ただ単に、ラティスはマリノスの事が気に喰わないから引き止めてるの?
それとも。
他の理由……?
ワケが分からなくなって、でもいつまでもこうしている訳にもいかないし、何だか恥ずかしい。
「あ、あのっラティス、離して……」
「嫌だ。……マリノスの所に行かないっていうなら、離してやる」
「〜〜っ」
ラティスが髪を優しく撫でてくれているのが分かる。
できればずっとこうしていたい気がする。
「……ねぇラティス?私は平気だよ?だから……」
「俺が嫌だって言ってるだろ」
神無は困った。これじゃ押し問答だ。
「……じゃあラティスが迎えに行く?」
「はぁ?何で俺が……」
「だったらやっぱり、私が行かなくちゃ」
その言葉にラティスはムッとする。
「お前が行かなくても、フォリシスとかに行かせりゃいいだろーが。……それとも何か?お前、マリノスの事……」
「!?違う!……そんな誤解……して、欲しくない……」
顔が俯く。
何でだろう、ラティスにだけは誤解して欲しくない。
そう思って神無は無意識にラティスの胸元に顔を埋める。
「……じゃあ何で?」
ラティスは髪を撫でたまま、静かにそう聞いた。
「……マリノスは今まで辛い事、一人で抱え込んでたわけでしょ?自分では大丈夫なつもりで、でもダメだった。だから、誰かがその気持ちを軽くしてあげなくちゃ、
一人でもっと苦しんで、気持ちが潰れちゃうと思うの」
神無のその言葉に、ラティスは密かに顔を歪めた。
“辛い事を、一人で抱え込んで”
“誰かがその気持ちを”
“一人でもっと苦しんで”
“気持ちが潰れちゃう”
自分が抱えてるモノは、マリノスなんかとは比べ物にならないくらい……。
そこまで思って、ラティスはその考えを振り切る。
「……そんなの、アイツは望んでないかもしれないだろ」
「でも、このままじゃダメだと思う。
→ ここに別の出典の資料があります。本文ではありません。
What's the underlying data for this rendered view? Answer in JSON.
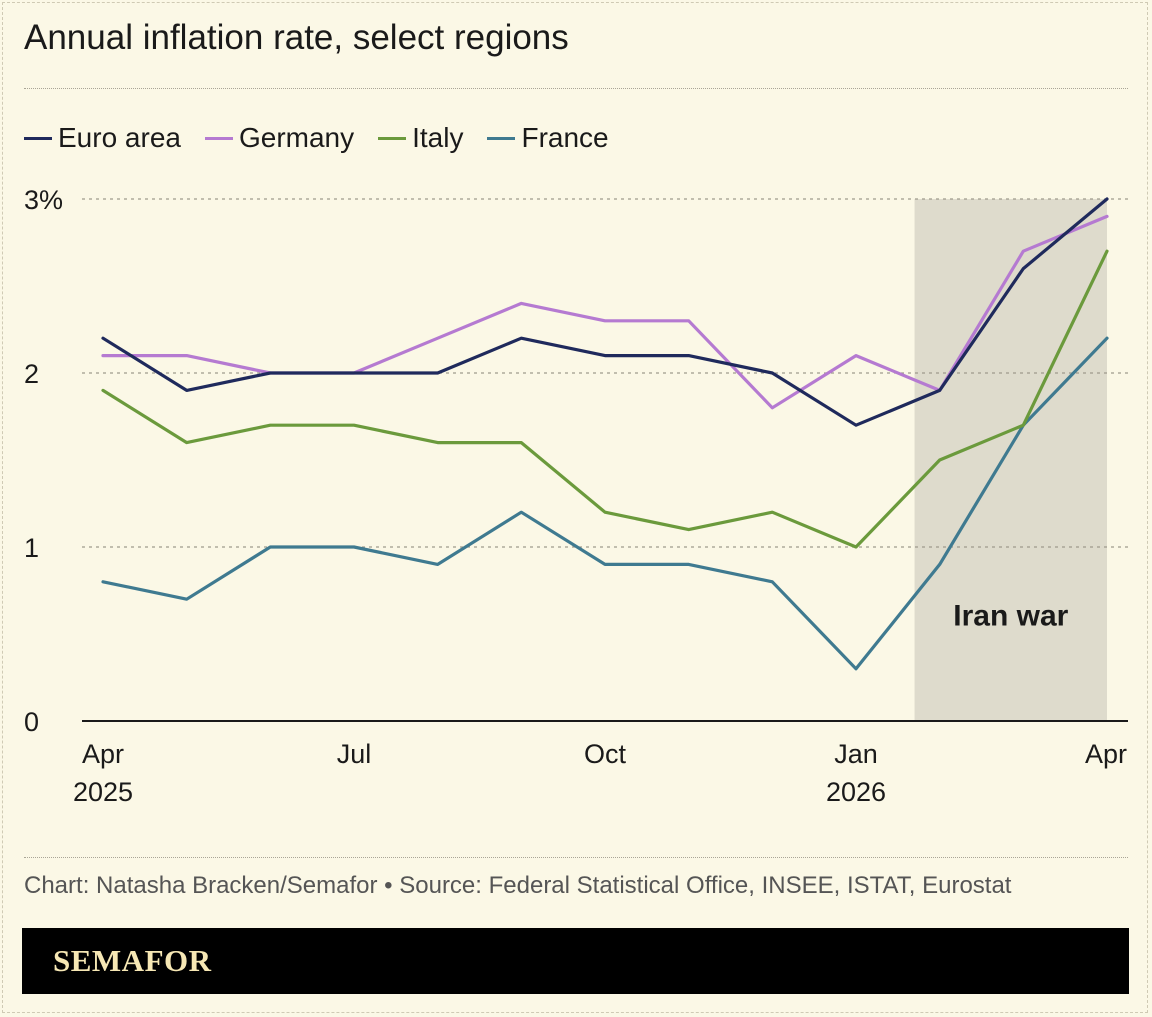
{
  "header": {
    "title": "Annual inflation rate, select regions"
  },
  "footer": {
    "source": "Chart: Natasha Bracken/Semafor • Source: Federal Statistical Office, INSEE, ISTAT, Eurostat",
    "brand": "SEMAFOR"
  },
  "chart_data": {
    "type": "line",
    "x": [
      "2025-04",
      "2025-05",
      "2025-06",
      "2025-07",
      "2025-08",
      "2025-09",
      "2025-10",
      "2025-11",
      "2025-12",
      "2026-01",
      "2026-02",
      "2026-03",
      "2026-04"
    ],
    "x_ticks": [
      {
        "x": "2025-04",
        "label": "Apr",
        "sublabel": "2025"
      },
      {
        "x": "2025-07",
        "label": "Jul",
        "sublabel": ""
      },
      {
        "x": "2025-10",
        "label": "Oct",
        "sublabel": ""
      },
      {
        "x": "2026-01",
        "label": "Jan",
        "sublabel": "2026"
      },
      {
        "x": "2026-04",
        "label": "Apr",
        "sublabel": ""
      }
    ],
    "y_ticks": [
      {
        "value": 0,
        "label": "0"
      },
      {
        "value": 1,
        "label": "1"
      },
      {
        "value": 2,
        "label": "2"
      },
      {
        "value": 3,
        "label": "3%"
      }
    ],
    "ylim": [
      0,
      3
    ],
    "grid": true,
    "legend_position": "top-left",
    "series": [
      {
        "name": "Euro area",
        "color": "#1f2a5c",
        "values": [
          2.2,
          1.9,
          2.0,
          2.0,
          2.0,
          2.2,
          2.1,
          2.1,
          2.0,
          1.7,
          1.9,
          2.6,
          3.0
        ]
      },
      {
        "name": "Germany",
        "color": "#b57ad1",
        "values": [
          2.1,
          2.1,
          2.0,
          2.0,
          2.2,
          2.4,
          2.3,
          2.3,
          1.8,
          2.1,
          1.9,
          2.7,
          2.9
        ]
      },
      {
        "name": "Italy",
        "color": "#6b9a3c",
        "values": [
          1.9,
          1.6,
          1.7,
          1.7,
          1.6,
          1.6,
          1.2,
          1.1,
          1.2,
          1.0,
          1.5,
          1.7,
          2.7
        ]
      },
      {
        "name": "France",
        "color": "#3f7a90",
        "values": [
          0.8,
          0.7,
          1.0,
          1.0,
          0.9,
          1.2,
          0.9,
          0.9,
          0.8,
          0.3,
          0.9,
          1.7,
          2.2
        ]
      }
    ],
    "annotations": [
      {
        "type": "shaded-band",
        "x_start": "2026-02",
        "x_end": "2026-04",
        "label": "Iran war",
        "color": "#dedbcc"
      }
    ]
  }
}
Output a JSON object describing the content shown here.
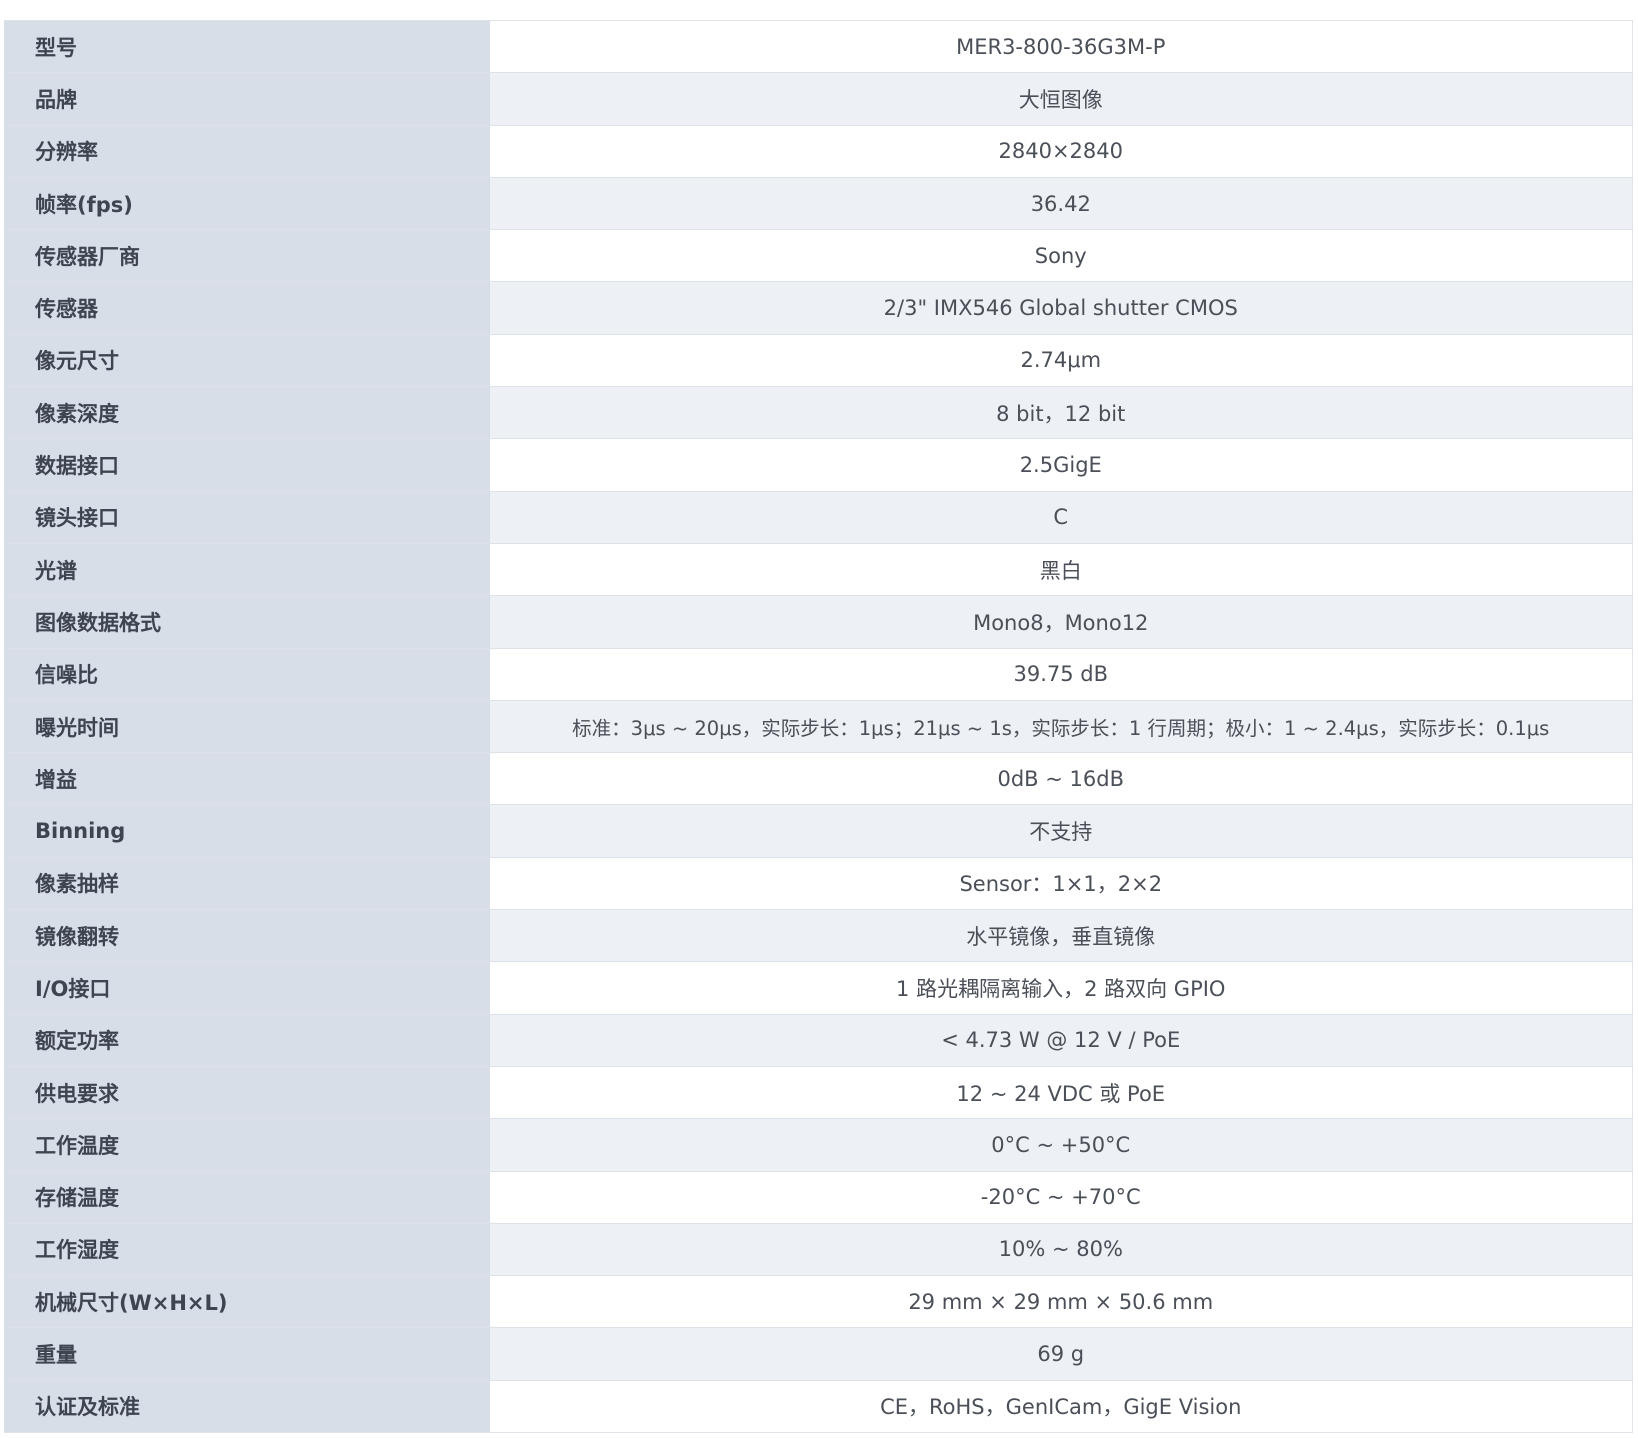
{
  "spec_table": {
    "rows": [
      {
        "key": "型号",
        "value": "MER3-800-36G3M-P"
      },
      {
        "key": "品牌",
        "value": "大恒图像"
      },
      {
        "key": "分辨率",
        "value": "2840×2840"
      },
      {
        "key": "帧率(fps)",
        "value": "36.42"
      },
      {
        "key": "传感器厂商",
        "value": "Sony"
      },
      {
        "key": "传感器",
        "value": "2/3\" IMX546 Global shutter CMOS"
      },
      {
        "key": "像元尺寸",
        "value": "2.74μm"
      },
      {
        "key": "像素深度",
        "value": "8 bit，12 bit"
      },
      {
        "key": "数据接口",
        "value": "2.5GigE"
      },
      {
        "key": "镜头接口",
        "value": "C"
      },
      {
        "key": "光谱",
        "value": "黑白"
      },
      {
        "key": "图像数据格式",
        "value": "Mono8，Mono12"
      },
      {
        "key": "信噪比",
        "value": "39.75 dB"
      },
      {
        "key": "曝光时间",
        "value": "标准：3μs ~ 20μs，实际步长：1μs；21μs ~ 1s，实际步长：1 行周期；极小：1 ~ 2.4μs，实际步长：0.1μs"
      },
      {
        "key": "增益",
        "value": "0dB ~ 16dB"
      },
      {
        "key": "Binning",
        "value": "不支持"
      },
      {
        "key": "像素抽样",
        "value": "Sensor：1×1，2×2"
      },
      {
        "key": "镜像翻转",
        "value": "水平镜像，垂直镜像"
      },
      {
        "key": "I/O接口",
        "value": "1 路光耦隔离输入，2 路双向 GPIO"
      },
      {
        "key": "额定功率",
        "value": "< 4.73 W @ 12 V / PoE"
      },
      {
        "key": "供电要求",
        "value": "12 ~ 24 VDC 或 PoE"
      },
      {
        "key": "工作温度",
        "value": "0°C ~ +50°C"
      },
      {
        "key": "存储温度",
        "value": "-20°C ~ +70°C"
      },
      {
        "key": "工作湿度",
        "value": "10% ~ 80%"
      },
      {
        "key": "机械尺寸(W×H×L)",
        "value": "29 mm × 29 mm × 50.6 mm"
      },
      {
        "key": "重量",
        "value": "69 g"
      },
      {
        "key": "认证及标准",
        "value": "CE，RoHS，GenICam，GigE Vision"
      }
    ]
  }
}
きっと、旅もギクシャクしちゃう……」
その言葉に、ラティスは深く溜息を吐く。
「……行けよ」
ラティスはそう言って、神無を離す。
「今回だけは特別」
「うん……ごめん、ね。ありがと。すぐ戻るから」
「……あぁ」
神無はマリノスを探して、街中に消えていった。
その後姿を見送って、ラティスは溜息を吐く。
「……俺も大概ワガママだよな……神無は、俺のモノじゃないのに……」
そうなる資格すら、ないというのに。
そうして、もう一度溜息を吐いた。